[MA 2024 03] Understand the behaviour of AI models via semantic match

Amsterdam UMC, location AMC
Proposed by: Giovanni Cinà [g.cina@amsterdamumc.nl]

Introduction

One of the biggest problems with Machine Learning (ML) nowadays is the difficulty in understanding what the model has learned, and why it is giving certain results. Currently many Explainable AI (XAI) techniques report the ‘importance’ or ‘contribution’ of features for the prediction of a ML model on a specific input, for instance generating a heatmap indicating which parts of an image are more important or salient for a model. Such techniques are commonly referred to as ‘feature attribution’ or ‘feature importance’ methods. These methods are now widely used both in research and industry. Unfortunately, there is no systematic way to collect all these local explanations into a global understanding of what the model has learned. Even worse, people often fall prey to the so-called ‘confirmation bias’, meaning that they generalize from a few explanations just because they fit their prior belief.

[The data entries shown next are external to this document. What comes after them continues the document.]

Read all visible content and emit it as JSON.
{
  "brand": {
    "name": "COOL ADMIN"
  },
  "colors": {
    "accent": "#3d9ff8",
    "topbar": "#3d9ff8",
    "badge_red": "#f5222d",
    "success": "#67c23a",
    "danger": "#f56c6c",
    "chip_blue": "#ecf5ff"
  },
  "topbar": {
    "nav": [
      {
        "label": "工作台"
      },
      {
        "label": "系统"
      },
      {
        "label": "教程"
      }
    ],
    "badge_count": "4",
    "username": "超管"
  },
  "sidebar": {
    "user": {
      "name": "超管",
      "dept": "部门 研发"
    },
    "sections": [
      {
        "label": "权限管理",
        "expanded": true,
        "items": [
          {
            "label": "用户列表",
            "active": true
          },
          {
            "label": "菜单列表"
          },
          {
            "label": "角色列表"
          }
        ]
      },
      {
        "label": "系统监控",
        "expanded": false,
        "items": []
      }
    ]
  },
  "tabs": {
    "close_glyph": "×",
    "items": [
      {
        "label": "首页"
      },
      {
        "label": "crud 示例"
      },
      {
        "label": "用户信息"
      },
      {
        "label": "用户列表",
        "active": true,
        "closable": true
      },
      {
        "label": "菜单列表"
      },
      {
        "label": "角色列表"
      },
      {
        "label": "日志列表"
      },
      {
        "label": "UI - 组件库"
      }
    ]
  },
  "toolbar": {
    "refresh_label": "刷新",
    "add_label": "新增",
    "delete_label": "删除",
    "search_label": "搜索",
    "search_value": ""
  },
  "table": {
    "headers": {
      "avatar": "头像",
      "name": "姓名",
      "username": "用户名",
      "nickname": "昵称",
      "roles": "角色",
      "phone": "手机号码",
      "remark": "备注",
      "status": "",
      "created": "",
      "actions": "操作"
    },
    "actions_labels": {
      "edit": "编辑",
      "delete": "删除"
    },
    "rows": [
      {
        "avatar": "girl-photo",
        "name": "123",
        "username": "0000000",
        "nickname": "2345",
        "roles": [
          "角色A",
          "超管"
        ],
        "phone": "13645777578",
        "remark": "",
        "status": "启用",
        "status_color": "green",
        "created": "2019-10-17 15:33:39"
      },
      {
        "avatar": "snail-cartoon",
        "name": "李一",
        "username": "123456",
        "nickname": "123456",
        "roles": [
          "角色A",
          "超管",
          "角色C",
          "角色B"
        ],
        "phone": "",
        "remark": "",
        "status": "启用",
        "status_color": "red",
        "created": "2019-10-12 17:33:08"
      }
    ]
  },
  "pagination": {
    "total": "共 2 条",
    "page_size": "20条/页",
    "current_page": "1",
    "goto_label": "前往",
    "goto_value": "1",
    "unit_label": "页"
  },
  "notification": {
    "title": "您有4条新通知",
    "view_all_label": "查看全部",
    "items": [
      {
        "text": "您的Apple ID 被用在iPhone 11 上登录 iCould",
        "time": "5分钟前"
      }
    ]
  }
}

For example, suppose a doctor is evaluating a model predicting lung cancer from lung scans. With an explainability technique, the clinician sees that on some images the model is focusing on lung nodules. Is this enough to conclude that the model has learned that nodules are dangerous and a predictor of lung cancer? Is the model reliable? Because the doctor knows the importance of the nodules, he/she might be led to believe the model has learned this (confirmation bias), but we simply do not know.

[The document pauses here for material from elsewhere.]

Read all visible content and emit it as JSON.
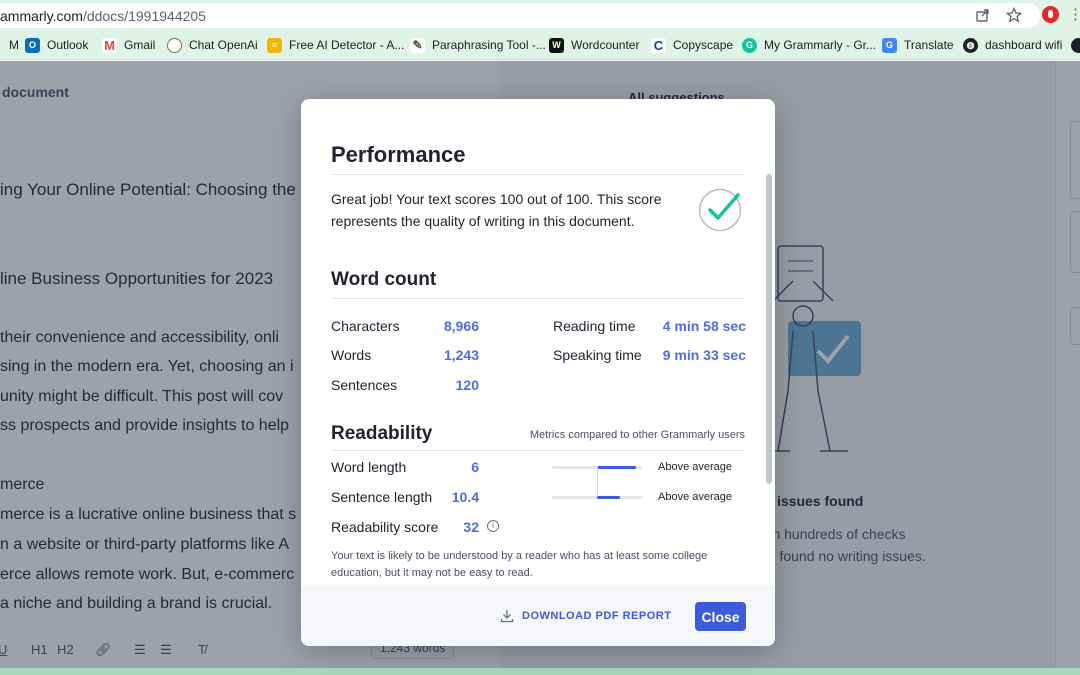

Description of the SRP Project/Problem The goal of this thesis is to contribute to the solution to this problem, by testing and refining a novel method to aggregate local explanations in general model understanding, avoiding confirmation bias. In particular the thesis will build on the work of the main supervisor [1,2], broadening the set of experiments to new use cases and feature attribution methods. This line of research will connect with ongoing research in XAI and learn from other experiences in the field (e.g. [3] in NLP).


The student is expected to be independent, proactive, and organized. A proper math background will be required to understand the theoretical underpinning of the problem. To run experiments, the students will need i) some experience in developing and applying machine learning algorithms and ii) advanced programming skills in Python.


Research questions

1) Are the results obtained by the supervisor replicable with other feature attribution techniques? This entails the replication of three sets of experiments on

· tabular data

· image data (classification of images in a synthetic and real-world use case)

· text data (question-answering dataset)

2) Can we extend the experiments to other use cases?

3) Can we find and test hypotheses for a medical use case?


Expected results

Beside the completion of the thesis, the students is expected to

· show an in-depth understanding of the semantic match framework he/she will be testing

· deliver the results of the aforementioned experiments

· curate a versioned and well-documented codebase to allow for the replication of the experiments by other scientists


Time period

o November – June

o May - November


Contact

The student will be working under the supervision of Giovanni Cinà (g.cina@amsterdamumc.nl), assistant professor with a joint appointment at the Faculty of Science and Faculty of Medicine, and join his group of 4 PhDs and a few MSc students. The supervision meetings will take place weekly, and additionally the student will be encouraged to take part in the relevant seminars, reading groups with peers and social gatherings.


References

[1] Cina, Giovanni, et al. "Semantic match: Debugging feature attribution methods\titlebreak in XAI for healthcare." Conference on Health, Inference, and Learning. PMLR, 2023.

[2] Cinà, Giovanni, et al. "Fixing confirmation bias in feature attribution methods via semantic match." arXiv preprint arXiv:2307.00897 (2023).

[3] Zhou, Yilun, Marco Tulio Ribeiro, and Julie Shah. "Exsum: From local explanations to model understanding." arXiv preprint arXiv:2205.00130 (2022).